Before the repair begins, the backflow technician must shut down the water supply. This is so that the backflow assembly can be disassembled without releasing spring tension that could damage the components. It also allows the technician to work in a safe environment.
The repair process usually involves removing all the rubber parts from the backflow prevention assembly and replacing them with new rubber parts from the factory. This will help keep the backflow assembly in optimum working condition for years to come. During the process of replacing the rubber parts, the technician will use a food-grade lubricant to help guide the new rubber parts onto their respective parts. The lubricant is used to make sure that the rubber parts don’t become damaged by friction. Too much lubricant, however, can make the backflow prevention assembly wear out sooner by attracting dirt and debris that will restrict the movement of the parts.

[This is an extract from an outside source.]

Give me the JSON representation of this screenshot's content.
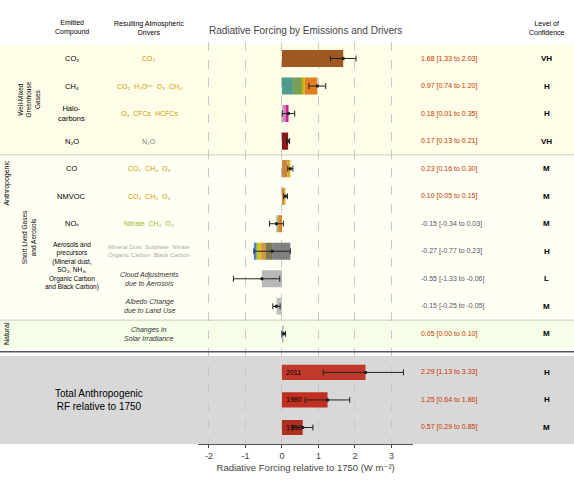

Once the new rubber parts are on the backflow prevention assembly, the technician must reassemble it in the proper order. The re-assembly process usually requires the technician to use special tools to accomplish the task. These special tools are often not available commercially but can be fabricated or purchased from the backflow prevention assembly manufacturer.
The backflow preventer protects the city’s drinking water by preventing the backflow of human waste or chemicals into the municipal water line. The device is necessary because water pressure changes in pipes can cause wastewater from a residential or business plumbing system to flow backwards into the city’s drinking water line. This can contaminate the city’s clean drinking water with sewage, waste, or chemicals.